May 21, 2010 at 2:55 pm
Sabina's Hat
Derek:
First, I will agree with the premise that the U.S. has not “solved” the problem of racially-based economic inequality or gotten rid of segregation. However, the U.S. has made significant strides in solving the problem of businesses discriminating against people on the basis of race. Moreover, this was achieved through a law that was supported by liberals and civil rights leaders–the Civil Rights Act. Less obviously, affirmative action policies also played a role in achieving this goal. Rand Paul and other libertarian conservatives did not and do not support the actual policies that led to this achievement. The policies that they do or did support (the pre-1964 and Brown v. Board status quo) demonstrably did not achieve this goal.
As for lessening racially-based economic inequality (and economic inequality more generally) I am open to hearing the libertarian alternatives to liberal ideas. There are some, and I think they are worth paying attention to, but in my experience most libertarians don’t view lessening economic inequality as a policy goal worth paying attention to.
May 21, 2010 at 3:17 pm
max
Sabina: There are some, and I think they are worth paying attention to, but in my experience most libertarians don’t view lessening economic inequality as a policy goal worth paying attention to.
My understanding from reading libertarian propaganda (also known ‘libertarian SF’) is that under a libertarian state we’d all be so rich, it wouldn’t matter. Thus the argument is made in contemporary society that the poor are already so rich, what we need to do to help them is cut taxes so they can get rich when actual rich people make the economy go VROOM VROOM.
That thinking runs into reality when you consider how poor the poor were in 1800, 1850, 1900 and 1950 and so on. Standards of living really went up in the era of big government. Not so much in say, 1800-1810 and most of that was due to free land.

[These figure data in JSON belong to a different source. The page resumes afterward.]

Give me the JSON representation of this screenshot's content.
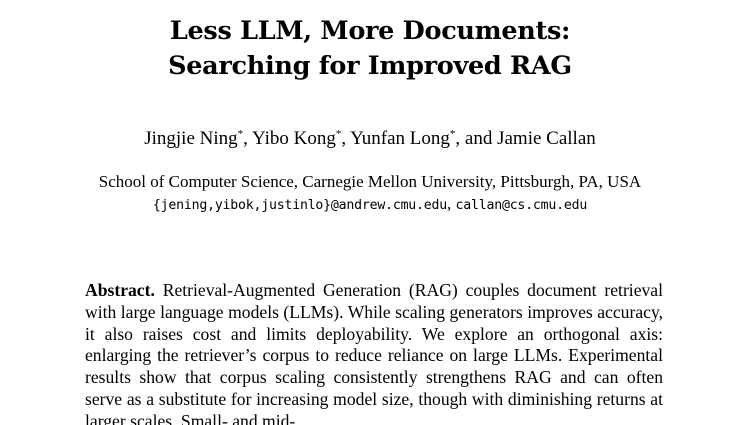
{
  "paper": {
    "title_line1": "Less LLM, More Documents:",
    "title_line2": "Searching for Improved RAG",
    "authors": [
      {
        "name": "Jingjie Ning",
        "mark": "*"
      },
      {
        "name": "Yibo Kong",
        "mark": "*"
      },
      {
        "name": "Yunfan Long",
        "mark": "*"
      },
      {
        "name": "Jamie Callan",
        "mark": ""
      }
    ],
    "author_sep1": ", ",
    "author_sep2": ", ",
    "author_sep3": ", and ",
    "affiliation": "School of Computer Science, Carnegie Mellon University, Pittsburgh, PA, USA",
    "email_group": "{jening,yibok,justinlo}@andrew.cmu.edu",
    "email_sep": ", ",
    "email_single": "callan@cs.cmu.edu",
    "abstract_label": "Abstract.",
    "abstract_text": "Retrieval-Augmented Generation (RAG) couples document retrieval with large language models (LLMs). While scaling generators improves accuracy, it also raises cost and limits deployability. We explore an orthogonal axis: enlarging the retriever’s corpus to reduce reliance on large LLMs. Experimental results show that corpus scaling consistently strengthens RAG and can often serve as a substitute for increasing model size, though with diminishing returns at larger scales. Small- and mid-"
  }
}
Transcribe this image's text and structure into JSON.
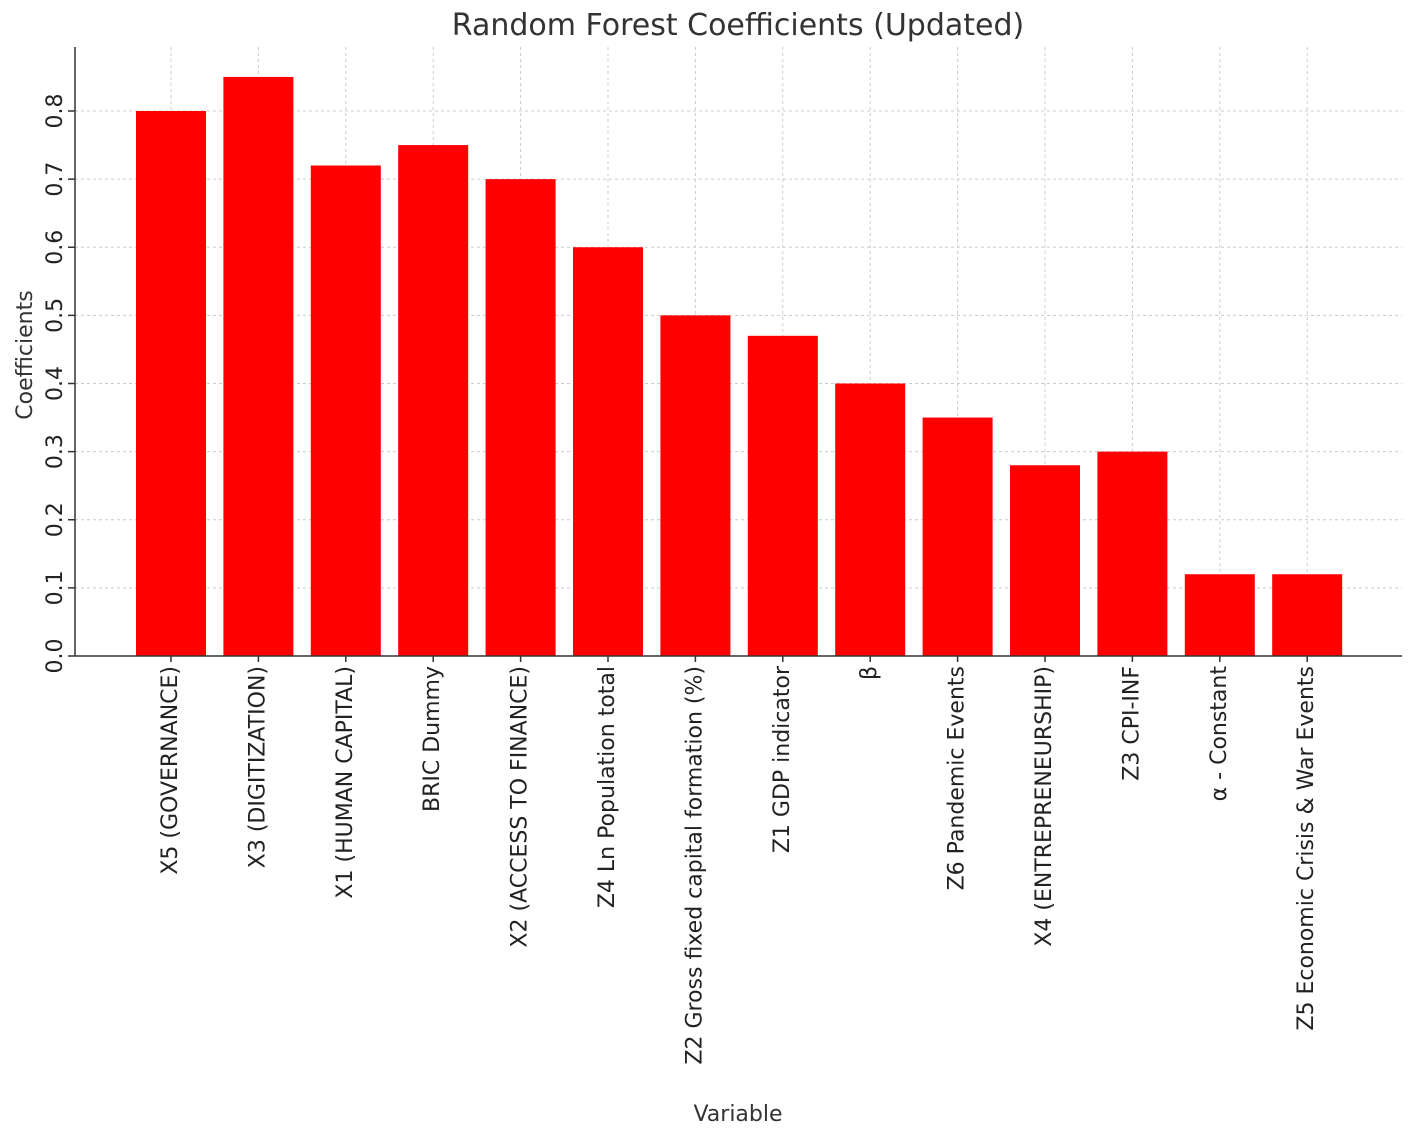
{
  "chart_data": {
    "type": "bar",
    "title": "Random Forest Coefficients (Updated)",
    "xlabel": "Variable",
    "ylabel": "Coefficients",
    "categories": [
      "X5 (GOVERNANCE)",
      "X3 (DIGITIZATION)",
      "X1 (HUMAN CAPITAL)",
      "BRIC Dummy",
      "X2 (ACCESS TO FINANCE)",
      "Z4 Ln Population total",
      "Z2 Gross fixed capital formation (%)",
      "Z1 GDP indicator",
      "β",
      "Z6 Pandemic Events",
      "X4 (ENTREPRENEURSHIP)",
      "Z3 CPI-INF",
      "α - Constant",
      "Z5 Economic Crisis & War Events"
    ],
    "values": [
      0.8,
      0.85,
      0.72,
      0.75,
      0.7,
      0.6,
      0.5,
      0.47,
      0.4,
      0.35,
      0.28,
      0.3,
      0.12,
      0.12
    ],
    "yticks": [
      "0.0",
      "0.1",
      "0.2",
      "0.3",
      "0.4",
      "0.5",
      "0.6",
      "0.7",
      "0.8"
    ],
    "ylim": [
      0,
      0.89
    ],
    "grid": true,
    "bar_color": "#ff0000",
    "grid_color": "#cccccc"
  }
}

m, there’s a complete, worked-out theory that… doesn’t work
May 21, 2010 at 4:19 pm
erubin
It seems the crux of the discussion here is weighing a person’s actions against their intentions. I hear no one questioning whether Rand Paul’s actions are consistent with racist policies, nor do I hear anyone actively accusing him of really disliking black people on a personal level (although there are a few who simply aren’t sure). Since the political leanings of this blog’s audience seems fairly homogeneous, I’m confident we can all agree that Paul is simply on the wrong side of things and leave it at that. The actions vs. intentions philosophical argument could carry on for pages.
May 22, 2010 at 3:35 am
Walt
eric: You didn’t double paste. The CBS version has two complete copies of your article. (I’m mentioning this just in case you have the desire and ability to have them fix it.)